Terverifikasi Administratif dan Faktual oleh Dewan Pers
Sudah jatuh, tertimpa tangga. Peribahasa itu mungkin pas untuk menggambarkan situasi terkini PSS Sleman.
Setelah dijatuhi sanksi oleh Komdis PSSI akibat memperagakan sepak bola gajah, PSS juga dihantam krisis finansial. Tim berjulukan Elang Jawa itu mulai mengalami kesulitan setelah kehilangan pemasukkan pada dua laga kandang.

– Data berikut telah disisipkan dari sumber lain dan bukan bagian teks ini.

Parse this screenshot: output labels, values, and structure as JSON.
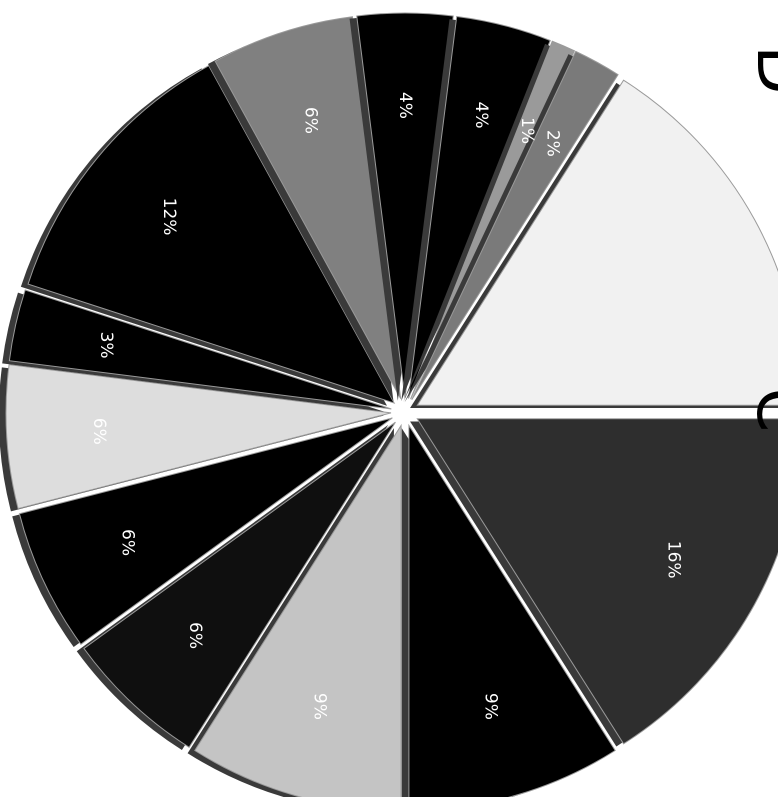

Seharusnya PSS bisa memainkan dua partai kandang itu di Stadion Maguwoharjo, Sleman, namun terpaksa menjalani laga kandang di luar Maguwoharjo. PSS disanksi akibat ulah oknum pendukung yang melakukan tindak kekerasan yang mengakibatkan meninggalnya suporter PSCS.
Komdis PSSI menghukum PSS dengan laga usiran kala menjamu Persiwa. Setelah itu Polres Sleman juga tak memberikan izin untuk laga kandang melawan PSIS sehingga pertandingan itu dimainkan di dalam Kompleks AAU, Yogyakarta.
“Tanpa ada pemasukan dari dua pertandingan kandang membuat kami merugi. Paling tidak dalam satu pertandingan kami bisa mendapat pemasukan sampai Rp400 jutar," ungkap Supardjiono, Direktur PT Putra Sleman Sembada yang menaungi PSS.
Padahal, kebutuhan klub sangat besar. Menurut Supardjiono, untuk gaji pemain selama satu bulan dibutuhkan dana Rp400 juta. Belum kebutuhan klub lain. Sementara, kontrak pemain rata-rata berakhir pada Desember.
"Untuk durasi kontrak pemain memang berbeda. Ada yang sampai Desember, tapi ada pula yang selesai begitu kompetisi berakhir. Begitu langkah PSS terhenti, ya secara otomatis kontraknya berakhir. Untuk gaji bulan Oktober, sebagian sudah diselesaikan. Yang lain akan diselesaikan pekan depan," jelasnya.